Researcher Affiliation Industry Ruobing Xie*, Shaoliang Zhang , Rui Wang, Feng Xia, Leyu Lin We Chat Search Application Department, Tencent, China ruobingxie@tencent.com
Pseudocode No The paper describes its methods in prose and with diagrams (e.g., Fig 2), but does not include any explicit pseudocode blocks or algorithms.
Open Source Code Yes The source codes are released in https://github.com/modriczhang/HRL-Rec.
Open Datasets No The paper states: 'we build a new dataset IRec-4B from a real-world integrated recommendation system named We Chat Top Stories.' and 'All data are preprocessed via data masking to protect user privacy.' However, it does not provide any concrete access information (link, DOI, repository, or citation) for this dataset, and the privacy masking suggests it is not publicly available.
Dataset Splits No The paper states: 'We split these instances into a train set and a test set using the chronological order.' It mentions a train and test set, but does not explicitly describe a separate validation split or how it was used.
Hardware Specification No The paper does not specify the hardware used for the experiments, such as particular GPU models, CPU types, or cloud computing instances.
Software Dependencies No The paper mentions using 'Adam for optimization' but does not specify version numbers for any software libraries, frameworks, or programming languages used.

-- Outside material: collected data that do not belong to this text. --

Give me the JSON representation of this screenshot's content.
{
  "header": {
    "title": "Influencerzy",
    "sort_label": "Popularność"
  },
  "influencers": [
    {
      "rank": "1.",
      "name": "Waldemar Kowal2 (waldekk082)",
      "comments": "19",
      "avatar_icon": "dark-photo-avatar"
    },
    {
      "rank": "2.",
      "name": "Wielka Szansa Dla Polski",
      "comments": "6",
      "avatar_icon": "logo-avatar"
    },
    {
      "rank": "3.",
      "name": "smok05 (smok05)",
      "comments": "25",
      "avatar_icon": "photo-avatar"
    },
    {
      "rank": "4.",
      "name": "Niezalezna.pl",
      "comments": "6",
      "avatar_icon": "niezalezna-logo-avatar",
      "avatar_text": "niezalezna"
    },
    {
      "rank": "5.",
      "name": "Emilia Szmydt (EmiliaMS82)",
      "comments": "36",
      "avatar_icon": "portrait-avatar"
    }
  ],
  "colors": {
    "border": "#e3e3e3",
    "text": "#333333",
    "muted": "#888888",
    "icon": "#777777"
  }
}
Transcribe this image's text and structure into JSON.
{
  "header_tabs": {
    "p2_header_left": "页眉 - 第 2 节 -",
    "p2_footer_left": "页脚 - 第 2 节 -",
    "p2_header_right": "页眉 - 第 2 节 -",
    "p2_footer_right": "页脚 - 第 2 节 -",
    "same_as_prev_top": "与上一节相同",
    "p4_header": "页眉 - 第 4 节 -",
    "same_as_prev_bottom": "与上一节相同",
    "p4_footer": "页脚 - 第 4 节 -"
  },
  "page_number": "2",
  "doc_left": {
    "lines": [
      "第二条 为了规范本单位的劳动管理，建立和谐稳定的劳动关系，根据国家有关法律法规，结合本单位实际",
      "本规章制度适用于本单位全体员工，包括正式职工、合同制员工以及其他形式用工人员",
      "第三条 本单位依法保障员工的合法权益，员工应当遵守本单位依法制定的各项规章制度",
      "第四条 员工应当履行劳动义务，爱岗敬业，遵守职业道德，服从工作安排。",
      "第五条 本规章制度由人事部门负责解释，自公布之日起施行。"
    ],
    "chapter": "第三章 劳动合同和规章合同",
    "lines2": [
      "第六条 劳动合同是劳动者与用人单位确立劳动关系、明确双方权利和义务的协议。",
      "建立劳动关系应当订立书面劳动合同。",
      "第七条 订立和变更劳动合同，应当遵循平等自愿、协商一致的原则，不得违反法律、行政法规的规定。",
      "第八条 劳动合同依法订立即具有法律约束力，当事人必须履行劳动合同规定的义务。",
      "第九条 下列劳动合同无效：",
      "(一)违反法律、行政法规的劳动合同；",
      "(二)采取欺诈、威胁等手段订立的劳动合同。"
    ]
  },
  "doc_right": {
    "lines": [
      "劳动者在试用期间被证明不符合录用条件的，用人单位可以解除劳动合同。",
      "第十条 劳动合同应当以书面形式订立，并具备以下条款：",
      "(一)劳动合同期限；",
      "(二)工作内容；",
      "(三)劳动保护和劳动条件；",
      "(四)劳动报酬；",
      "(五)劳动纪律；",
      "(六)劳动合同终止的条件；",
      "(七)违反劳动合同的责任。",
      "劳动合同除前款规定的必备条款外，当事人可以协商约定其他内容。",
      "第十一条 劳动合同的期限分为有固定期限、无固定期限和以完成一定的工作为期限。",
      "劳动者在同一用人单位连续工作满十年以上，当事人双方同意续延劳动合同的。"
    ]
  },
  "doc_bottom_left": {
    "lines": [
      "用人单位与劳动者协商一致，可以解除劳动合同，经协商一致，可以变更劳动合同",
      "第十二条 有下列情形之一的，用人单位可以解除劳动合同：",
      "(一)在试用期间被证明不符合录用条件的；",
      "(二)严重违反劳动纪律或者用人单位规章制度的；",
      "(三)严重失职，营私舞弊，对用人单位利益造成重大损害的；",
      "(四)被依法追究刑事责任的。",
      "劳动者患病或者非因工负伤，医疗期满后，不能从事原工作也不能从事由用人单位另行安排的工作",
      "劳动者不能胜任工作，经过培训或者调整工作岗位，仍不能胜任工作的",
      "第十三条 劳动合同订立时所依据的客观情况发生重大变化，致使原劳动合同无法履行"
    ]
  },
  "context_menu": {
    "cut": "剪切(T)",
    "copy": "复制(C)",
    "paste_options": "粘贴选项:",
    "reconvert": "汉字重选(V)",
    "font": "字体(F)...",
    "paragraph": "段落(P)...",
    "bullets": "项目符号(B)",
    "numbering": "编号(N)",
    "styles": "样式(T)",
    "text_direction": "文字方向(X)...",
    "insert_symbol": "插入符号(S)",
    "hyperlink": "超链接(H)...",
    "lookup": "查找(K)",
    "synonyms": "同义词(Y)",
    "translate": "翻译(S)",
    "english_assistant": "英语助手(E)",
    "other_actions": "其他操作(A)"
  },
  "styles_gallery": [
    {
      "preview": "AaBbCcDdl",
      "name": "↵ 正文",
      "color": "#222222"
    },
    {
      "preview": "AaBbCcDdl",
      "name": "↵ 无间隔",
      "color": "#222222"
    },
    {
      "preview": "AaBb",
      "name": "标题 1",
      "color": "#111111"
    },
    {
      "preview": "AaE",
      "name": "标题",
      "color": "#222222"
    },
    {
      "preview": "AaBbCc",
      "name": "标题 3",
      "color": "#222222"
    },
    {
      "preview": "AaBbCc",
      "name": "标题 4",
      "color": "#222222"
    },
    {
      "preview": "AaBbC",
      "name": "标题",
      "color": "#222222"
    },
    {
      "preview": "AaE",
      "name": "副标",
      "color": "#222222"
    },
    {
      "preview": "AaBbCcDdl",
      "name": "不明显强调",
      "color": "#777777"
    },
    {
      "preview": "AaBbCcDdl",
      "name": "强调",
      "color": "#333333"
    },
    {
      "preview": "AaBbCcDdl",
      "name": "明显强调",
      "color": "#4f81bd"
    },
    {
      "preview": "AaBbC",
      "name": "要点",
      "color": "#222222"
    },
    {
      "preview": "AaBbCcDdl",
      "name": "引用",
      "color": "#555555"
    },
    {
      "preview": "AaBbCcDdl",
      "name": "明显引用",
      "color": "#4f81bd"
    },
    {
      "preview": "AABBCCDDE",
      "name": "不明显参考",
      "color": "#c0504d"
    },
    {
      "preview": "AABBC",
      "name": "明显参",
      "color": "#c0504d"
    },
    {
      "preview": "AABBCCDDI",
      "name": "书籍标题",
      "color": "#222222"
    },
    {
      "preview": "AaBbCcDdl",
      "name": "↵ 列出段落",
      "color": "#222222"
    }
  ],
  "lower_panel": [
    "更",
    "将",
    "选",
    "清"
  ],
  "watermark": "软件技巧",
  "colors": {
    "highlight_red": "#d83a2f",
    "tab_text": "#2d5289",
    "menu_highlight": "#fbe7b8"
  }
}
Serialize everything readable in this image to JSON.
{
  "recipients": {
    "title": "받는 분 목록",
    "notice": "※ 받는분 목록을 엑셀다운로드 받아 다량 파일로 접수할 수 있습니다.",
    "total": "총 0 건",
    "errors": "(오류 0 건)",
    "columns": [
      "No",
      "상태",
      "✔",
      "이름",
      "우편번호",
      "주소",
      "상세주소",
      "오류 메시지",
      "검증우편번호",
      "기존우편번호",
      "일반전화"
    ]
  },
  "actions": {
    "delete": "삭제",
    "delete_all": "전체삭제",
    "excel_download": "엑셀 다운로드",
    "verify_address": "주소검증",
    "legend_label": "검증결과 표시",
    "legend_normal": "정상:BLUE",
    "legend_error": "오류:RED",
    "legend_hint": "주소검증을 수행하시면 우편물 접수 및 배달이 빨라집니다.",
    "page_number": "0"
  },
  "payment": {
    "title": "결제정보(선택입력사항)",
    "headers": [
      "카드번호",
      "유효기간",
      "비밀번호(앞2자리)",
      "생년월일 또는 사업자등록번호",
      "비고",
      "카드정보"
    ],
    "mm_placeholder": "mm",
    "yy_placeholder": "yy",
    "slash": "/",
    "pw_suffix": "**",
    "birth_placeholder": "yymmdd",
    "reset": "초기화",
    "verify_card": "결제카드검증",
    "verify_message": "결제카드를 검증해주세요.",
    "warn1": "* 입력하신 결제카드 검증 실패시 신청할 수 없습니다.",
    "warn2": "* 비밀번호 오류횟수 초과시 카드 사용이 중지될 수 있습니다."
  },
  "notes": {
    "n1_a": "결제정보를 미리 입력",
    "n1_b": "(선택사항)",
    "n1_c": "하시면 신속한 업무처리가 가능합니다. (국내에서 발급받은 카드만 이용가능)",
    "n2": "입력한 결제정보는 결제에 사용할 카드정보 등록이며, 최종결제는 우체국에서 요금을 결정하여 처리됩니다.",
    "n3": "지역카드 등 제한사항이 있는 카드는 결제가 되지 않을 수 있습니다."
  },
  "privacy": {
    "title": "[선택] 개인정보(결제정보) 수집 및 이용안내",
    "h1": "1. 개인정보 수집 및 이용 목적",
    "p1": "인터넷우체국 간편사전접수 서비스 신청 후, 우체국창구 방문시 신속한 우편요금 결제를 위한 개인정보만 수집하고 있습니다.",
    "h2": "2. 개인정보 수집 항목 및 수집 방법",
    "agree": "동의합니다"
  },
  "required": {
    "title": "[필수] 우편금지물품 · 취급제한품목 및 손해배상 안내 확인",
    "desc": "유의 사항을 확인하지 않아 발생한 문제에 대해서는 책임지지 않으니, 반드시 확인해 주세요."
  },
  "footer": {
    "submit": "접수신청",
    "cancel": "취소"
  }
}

Experiment Setup Yes HRL-Rec takes top 200 items in each channel as inputs and output top 10 heterogeneous items. The maximum length of input sequence is 50 for both agents. The dimensions of the aggregated feature embeddings and the item/channel embeddings are 128 and 32. We utilize a 4-head self-attention, and set the discount factor as γ = 0.3. In training, we use Adam for optimization with the batch size set as 256. We conduct a grid search for parameter selection. All models share the same features and experimental settings. We empirically set the loss weights λl : λh : λc : λs = 5 : 5 : 1 : 1 according to model performances. For fast and stable convergence, we update Critics with a higher frequency (usually 5 to 30 times) than Actors, and also conduct a distributed learning with asynchronous gradient optimization.